“What is Jim Hanford planning? What is the program his crowd and mine are framing up? They know I’ve got him. He knows I’ve got him. I can whip him in one fight. But he’s the champion of the world. If I don’t give in to the program, they’ll never give me a chance to fight him. The program calls for three fights. I am to win the first fight. It will be pulled off in Nevada if San Francisco won’t stand for it. We are to make it a good fight. To make it good, each of us will put up a side bet of twenty thousand. It will be real money, but it won’t be a real bet. Each gets his own slipped back to him. The same way with the purse. We’ll divide it evenly, though the public division will be thirty-five and sixty-five. The purse, the moving picture royalties, the advertisements, and all the rest of the drags won’t be a cent less than two hundred and fifty thousand. We’ll divide it, and go to work on the return match. Hanford will win that, and we divide again. Then comes the third fight; I win as I have every right to; and we have taken three-quarters of a million out of the pockets of the fighting public. That’s the program, but the money is dirty. And that’s why I am quitting the ring to-night—”

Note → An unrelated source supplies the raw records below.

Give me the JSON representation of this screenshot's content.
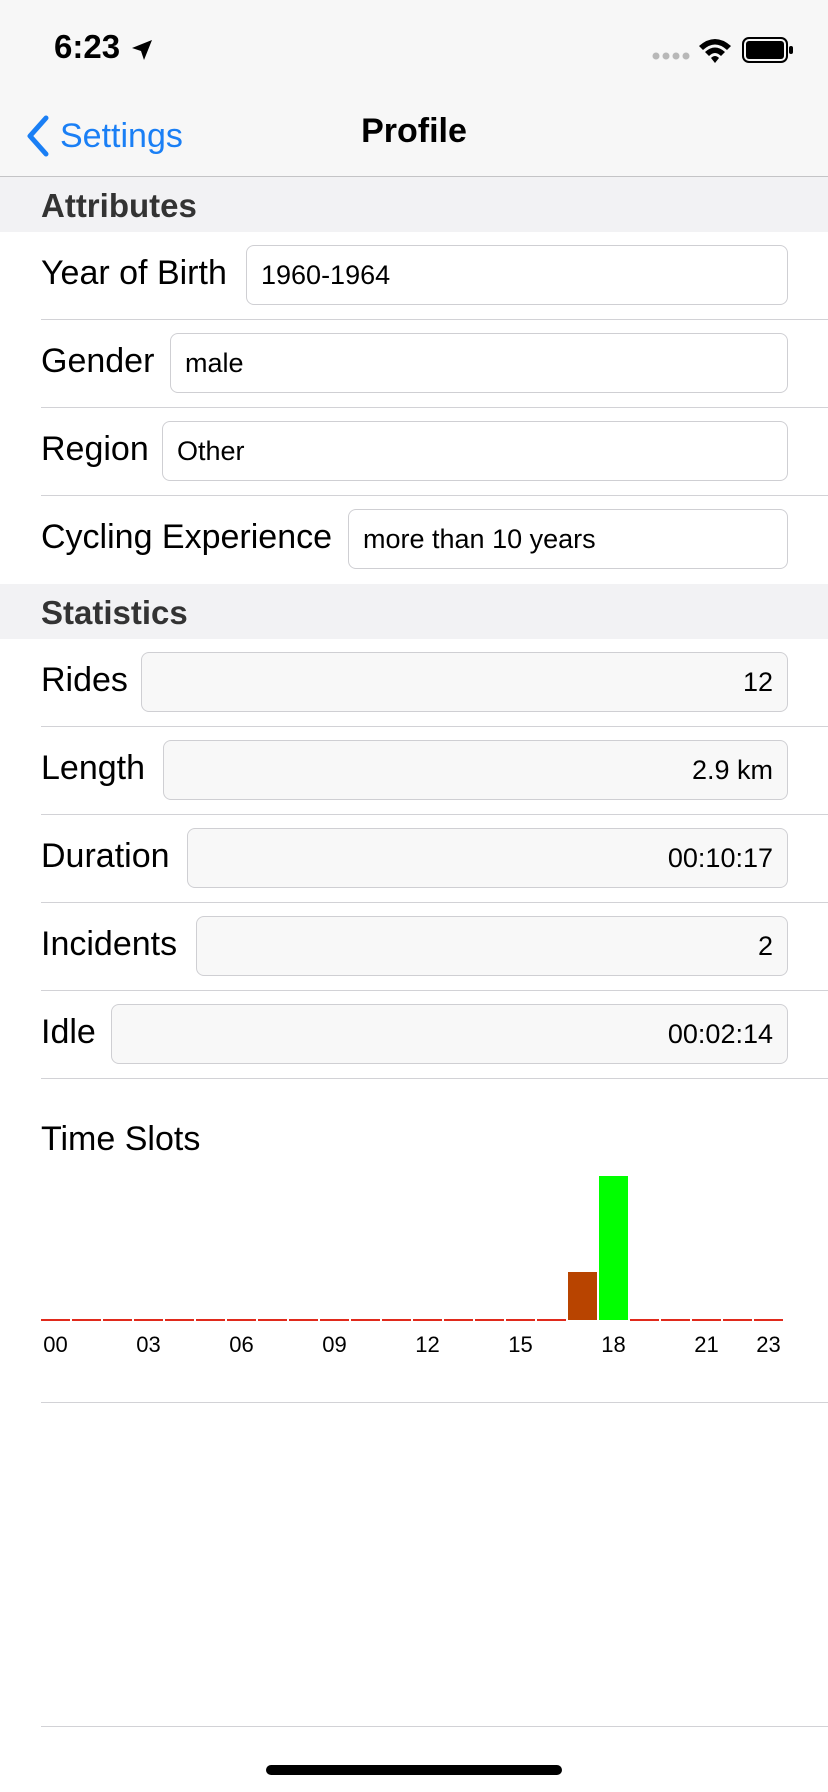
{
  "status_bar": {
    "time": "6:23"
  },
  "nav": {
    "back_label": "Settings",
    "title": "Profile"
  },
  "sections": {
    "attributes": "Attributes",
    "statistics": "Statistics"
  },
  "attributes": [
    {
      "label": "Year of Birth",
      "value": "1960-1964"
    },
    {
      "label": "Gender",
      "value": "male"
    },
    {
      "label": "Region",
      "value": "Other"
    },
    {
      "label": "Cycling Experience",
      "value": "more than 10 years"
    }
  ],
  "statistics": [
    {
      "label": "Rides",
      "value": "12"
    },
    {
      "label": "Length",
      "value": "2.9 km"
    },
    {
      "label": "Duration",
      "value": "00:10:17"
    },
    {
      "label": "Incidents",
      "value": "2"
    },
    {
      "label": "Idle",
      "value": "00:02:14"
    }
  ],
  "time_slots_label": "Time Slots",
  "chart_data": {
    "type": "bar",
    "title": "Time Slots",
    "categories": [
      "00",
      "01",
      "02",
      "03",
      "04",
      "05",
      "06",
      "07",
      "08",
      "09",
      "10",
      "11",
      "12",
      "13",
      "14",
      "15",
      "16",
      "17",
      "18",
      "19",
      "20",
      "21",
      "22",
      "23"
    ],
    "tick_labels": [
      "00",
      "03",
      "06",
      "09",
      "12",
      "15",
      "18",
      "21",
      "23"
    ],
    "values": [
      0,
      0,
      0,
      0,
      0,
      0,
      0,
      0,
      0,
      0,
      0,
      0,
      0,
      0,
      0,
      0,
      0,
      3,
      9,
      0,
      0,
      0,
      0,
      0
    ],
    "bar_colors": {
      "zero": "#e02a1c",
      "low": "#b84400",
      "high": "#00ff00"
    },
    "ylim": [
      0,
      9
    ],
    "grid": false,
    "legend": "none"
  }
}
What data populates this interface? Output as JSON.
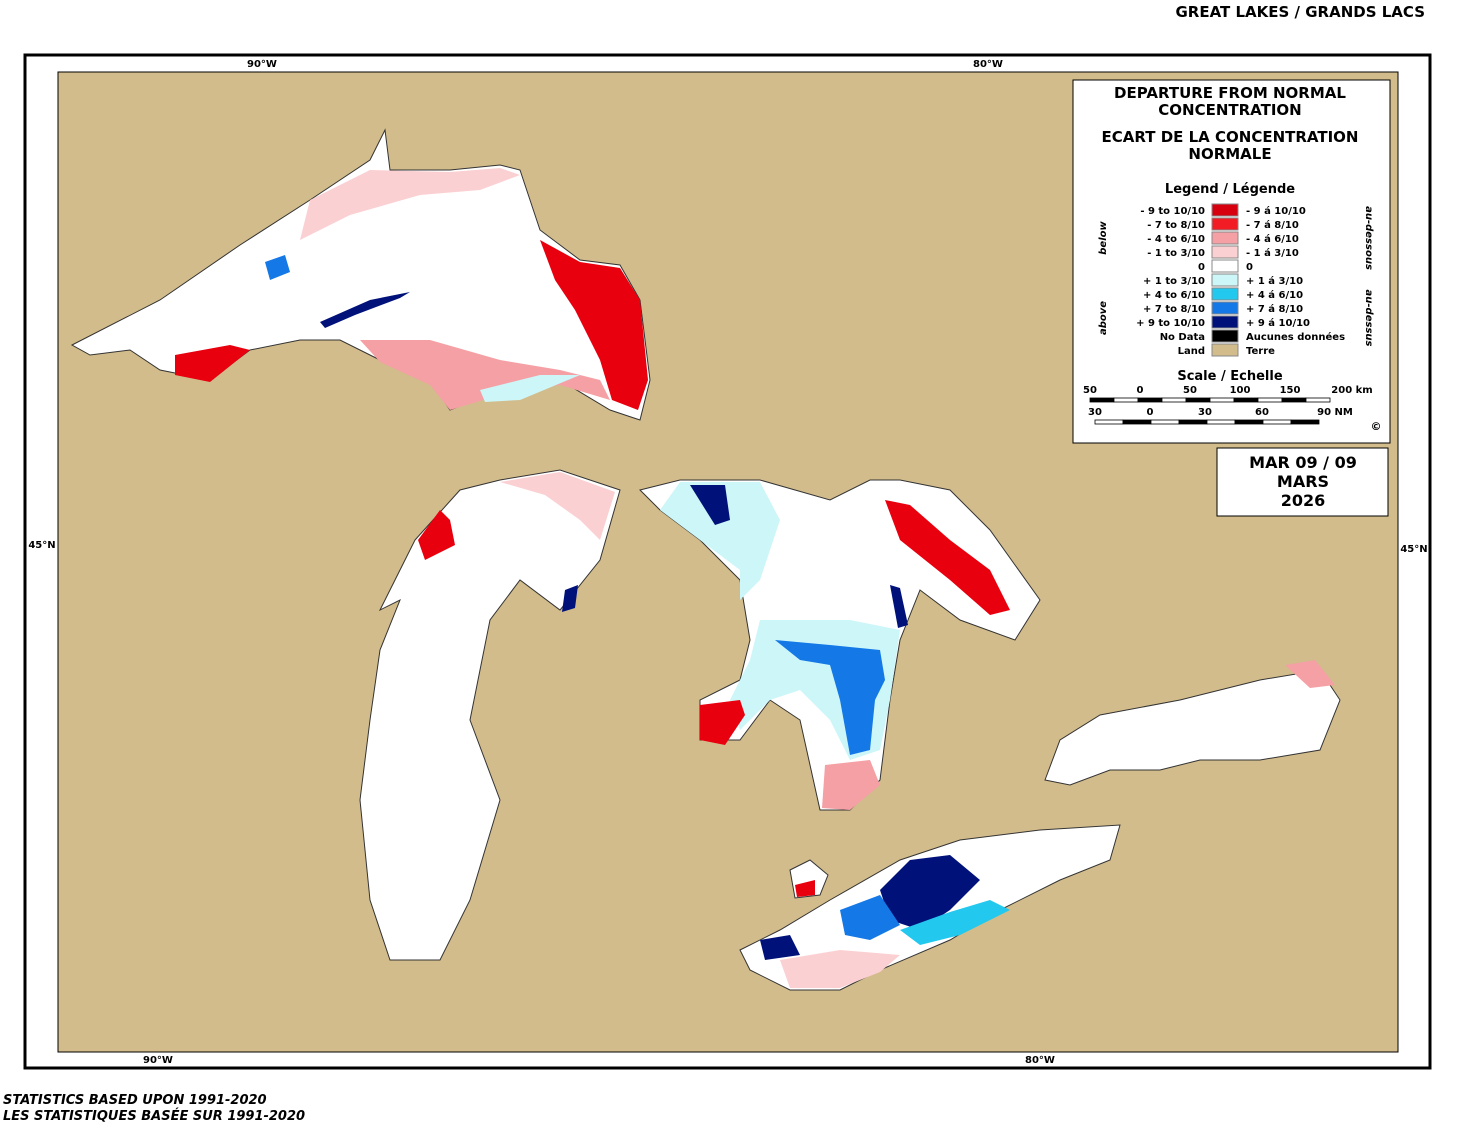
{
  "header": {
    "title": "GREAT LAKES / GRANDS LACS"
  },
  "map": {
    "graticule": {
      "top": [
        "90°W",
        "80°W"
      ],
      "bottom": [
        "90°W",
        "80°W"
      ],
      "left": [
        "45°N"
      ],
      "right": [
        "45°N"
      ]
    }
  },
  "legend": {
    "title_en": [
      "DEPARTURE FROM NORMAL",
      "CONCENTRATION"
    ],
    "title_fr": [
      "ECART DE LA CONCENTRATION",
      "NORMALE"
    ],
    "heading": "Legend / Légende",
    "below": "below",
    "above": "above",
    "below_fr": "au-dessous",
    "above_fr": "au-dessus",
    "items": [
      {
        "en": "- 9 to 10/10",
        "fr": "- 9 á 10/10",
        "color": "#d7000f"
      },
      {
        "en": "- 7 to 8/10",
        "fr": "- 7 á 8/10",
        "color": "#f21c24"
      },
      {
        "en": "- 4 to 6/10",
        "fr": "- 4 á 6/10",
        "color": "#f4a0a4"
      },
      {
        "en": "- 1 to 3/10",
        "fr": "- 1 á 3/10",
        "color": "#fbd0d2"
      },
      {
        "en": "0",
        "fr": "0",
        "color": "#ffffff"
      },
      {
        "en": "+ 1 to 3/10",
        "fr": "+ 1 á 3/10",
        "color": "#cdf6f8"
      },
      {
        "en": "+ 4 to 6/10",
        "fr": "+ 4 á 6/10",
        "color": "#22c8ee"
      },
      {
        "en": "+ 7 to 8/10",
        "fr": "+ 7 á 8/10",
        "color": "#1478e6"
      },
      {
        "en": "+ 9 to 10/10",
        "fr": "+ 9 á 10/10",
        "color": "#00127a"
      },
      {
        "en": "No Data",
        "fr": "Aucunes données",
        "color": "#000000"
      },
      {
        "en": "Land",
        "fr": "Terre",
        "color": "#d2bc8c"
      }
    ],
    "scale_title": "Scale / Echelle",
    "km_ticks": [
      "50",
      "0",
      "50",
      "100",
      "150",
      "200 km"
    ],
    "nm_ticks": [
      "30",
      "0",
      "30",
      "60",
      "90 NM"
    ],
    "copyright": "©"
  },
  "date": {
    "lines": [
      "MAR 09 / 09",
      "MARS",
      "2026"
    ]
  },
  "footer": {
    "lines": [
      "STATISTICS BASED UPON 1991-2020",
      "LES STATISTIQUES BASÉE SUR 1991-2020"
    ]
  }
}
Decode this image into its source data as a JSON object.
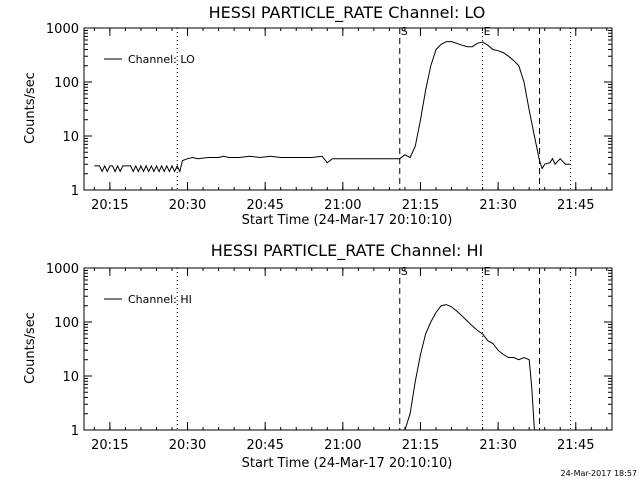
{
  "footer": {
    "timestamp": "24-Mar-2017 18:57"
  },
  "chart_data": [
    {
      "type": "line",
      "title": "HESSI PARTICLE_RATE Channel: LO",
      "xlabel": "Start Time (24-Mar-17 20:10:10)",
      "ylabel": "Counts/sec",
      "yscale": "log",
      "xlim": [
        "20:10",
        "21:52"
      ],
      "ylim": [
        1,
        1000
      ],
      "x_ticks": [
        "20:15",
        "20:30",
        "20:45",
        "21:00",
        "21:15",
        "21:30",
        "21:45"
      ],
      "y_ticks": [
        "1",
        "10",
        "100",
        "1000"
      ],
      "legend": {
        "label": "Channel: LO",
        "position": "top-left"
      },
      "series": [
        {
          "name": "Channel: LO",
          "x": [
            "20:12",
            "20:13",
            "20:13.5",
            "20:14",
            "20:14.5",
            "20:15",
            "20:15.5",
            "20:16",
            "20:16.5",
            "20:17",
            "20:17.5",
            "20:18",
            "20:19",
            "20:19.5",
            "20:20",
            "20:20.5",
            "20:21",
            "20:21.5",
            "20:22",
            "20:22.5",
            "20:23",
            "20:23.5",
            "20:24",
            "20:24.5",
            "20:25",
            "20:25.5",
            "20:26",
            "20:26.5",
            "20:27",
            "20:27.5",
            "20:28",
            "20:28.5",
            "20:29",
            "20:30",
            "20:31",
            "20:32",
            "20:34",
            "20:36",
            "20:37",
            "20:38",
            "20:40",
            "20:42",
            "20:44",
            "20:46",
            "20:48",
            "20:50",
            "20:52",
            "20:54",
            "20:56",
            "20:57",
            "20:58",
            "21:00",
            "21:02",
            "21:05",
            "21:08",
            "21:10",
            "21:11",
            "21:12",
            "21:13",
            "21:14",
            "21:15",
            "21:16",
            "21:17",
            "21:18",
            "21:19",
            "21:20",
            "21:21",
            "21:22",
            "21:23",
            "21:24",
            "21:25",
            "21:26",
            "21:27",
            "21:28",
            "21:29",
            "21:30",
            "21:31",
            "21:32",
            "21:33",
            "21:34",
            "21:35",
            "21:36",
            "21:37",
            "21:38",
            "21:38.5",
            "21:39",
            "21:40",
            "21:40.5",
            "21:41",
            "21:42",
            "21:43",
            "21:44"
          ],
          "y": [
            2.8,
            2.8,
            2.2,
            2.8,
            2.2,
            2.8,
            2.8,
            2.2,
            2.8,
            2.2,
            2.8,
            2.8,
            2.8,
            2.2,
            2.8,
            2.2,
            2.8,
            2.2,
            2.8,
            2.2,
            2.8,
            2.2,
            2.8,
            2.2,
            2.8,
            2.2,
            2.8,
            2.2,
            2.8,
            2.2,
            2.8,
            2.2,
            3.5,
            3.8,
            4.0,
            3.8,
            4.0,
            4.0,
            4.2,
            4.0,
            4.0,
            4.2,
            4.0,
            4.2,
            4.0,
            4.0,
            4.0,
            4.0,
            4.2,
            3.2,
            3.8,
            3.8,
            3.8,
            3.8,
            3.8,
            3.8,
            3.8,
            4.5,
            4.0,
            6.5,
            20,
            70,
            200,
            400,
            500,
            560,
            560,
            520,
            480,
            450,
            450,
            520,
            550,
            480,
            400,
            380,
            350,
            300,
            250,
            200,
            100,
            30,
            10,
            3.5,
            2.5,
            3.0,
            3.2,
            3.8,
            3.0,
            3.8,
            3.0,
            3.0
          ]
        }
      ],
      "markers": [
        {
          "x": "20:28",
          "style": "dotted",
          "label": ""
        },
        {
          "x": "21:11",
          "style": "dashed",
          "label": "S"
        },
        {
          "x": "21:27",
          "style": "dotted",
          "label": "E"
        },
        {
          "x": "21:38",
          "style": "dashed",
          "label": ""
        },
        {
          "x": "21:44",
          "style": "dotted",
          "label": ""
        }
      ]
    },
    {
      "type": "line",
      "title": "HESSI PARTICLE_RATE Channel: HI",
      "xlabel": "Start Time (24-Mar-17 20:10:10)",
      "ylabel": "Counts/sec",
      "yscale": "log",
      "xlim": [
        "20:10",
        "21:52"
      ],
      "ylim": [
        1,
        1000
      ],
      "x_ticks": [
        "20:15",
        "20:30",
        "20:45",
        "21:00",
        "21:15",
        "21:30",
        "21:45"
      ],
      "y_ticks": [
        "1",
        "10",
        "100",
        "1000"
      ],
      "legend": {
        "label": "Channel: HI",
        "position": "top-left"
      },
      "series": [
        {
          "name": "Channel: HI",
          "x": [
            "21:12",
            "21:13",
            "21:14",
            "21:15",
            "21:16",
            "21:17",
            "21:18",
            "21:19",
            "21:20",
            "21:21",
            "21:22",
            "21:23",
            "21:24",
            "21:25",
            "21:26",
            "21:27",
            "21:28",
            "21:29",
            "21:30",
            "21:31",
            "21:32",
            "21:33",
            "21:34",
            "21:35",
            "21:36",
            "21:36.5",
            "21:37"
          ],
          "y": [
            1.0,
            2.0,
            8,
            25,
            60,
            100,
            150,
            200,
            210,
            190,
            160,
            130,
            105,
            85,
            70,
            60,
            45,
            40,
            30,
            25,
            22,
            22,
            20,
            22,
            20,
            6,
            1.0
          ]
        }
      ],
      "markers": [
        {
          "x": "20:28",
          "style": "dotted",
          "label": ""
        },
        {
          "x": "21:11",
          "style": "dashed",
          "label": "S"
        },
        {
          "x": "21:27",
          "style": "dotted",
          "label": "E"
        },
        {
          "x": "21:38",
          "style": "dashed",
          "label": ""
        },
        {
          "x": "21:44",
          "style": "dotted",
          "label": ""
        }
      ]
    }
  ]
}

It was at this moment that Jim Hanford, kicking a clinging policeman back among the seat-holders, heaved his huge frame through the ropes, bellowing:

“It’s a lie!”

He rushed like an infuriated bull at Glendon, who sprang back, and then, instead of meeting the rush, ducked cleanly away. Unable to check himself, the big man fetched up against the ropes. Flung back by the spring of them, he was turning to make another rush, when Glendon landed him. Glendon, cool, clear-seeing, distanced his man perfectly to the jaw and struck the first full-strength blow of his career. All his strength, and his reserve of strength, went into that one smashing muscular explosion.

Hanford was dead in the air—in so far as unconsciousness may resemble death. So far as he was concerned, he ceased at the moment of contact with Glendon’s fist. His feet left the floor and he was in the air until he struck the topmost rope. His inert body sprawled across it, sagged at the middle, and fell through the ropes and down out of the ring upon the heads of the men in the press seats.

The audience broke loose. It had already seen more than it had paid to see, for the great Jim Hanford, the world champion, had been knocked out. It was unofficial, but it had been with a single punch. Never had there been such a night in fistiana. Glendon looked ruefully at his damaged knuckles, cast a glance through the ropes to where Hanford was groggily coming to, and held up his hands. He had clinched his right to be heard, and the audience grew still.

“When I began to fight,” he said, “they called me ‘One-Punch Glendon.’ You saw that punch a moment ago. I always had that punch. I went after my men and got them on the jump, though I was careful not to hit with all my might. Then I was educated. My manager told me it wasn’t fair to the crowd. He advised me to make long fights so that the crowd could get a run for its money. I was a fool, a mutt. I was a green lad from the mountains. So help me God, I swallowed it as the truth. My manager used to talk over with me what round I would put my man out in. Then he tipped it off to the betting syndicate, and the betting syndicate went to it. Of course you paid. But I am glad for one thing. I never touched a cent of the money. They didn’t dare offer it to me, because they knew it would give the game away.

“You remember my fight with Nat Powers. I never knocked him out. I had got suspicious. So the gang framed it up with him. I didn’t know. I intended to let him go a couple of rounds over the sixteenth. That last punch in the sixteenth didn’t shake him. But he faked the knock-out just the same and fooled all of you.”

“How about to-night?” a voice called out. “Is it a frame-up?”

“It is,” was Glendon’s answer. “How’s the syndicate betting? That Cannam will last to the fourteenth.”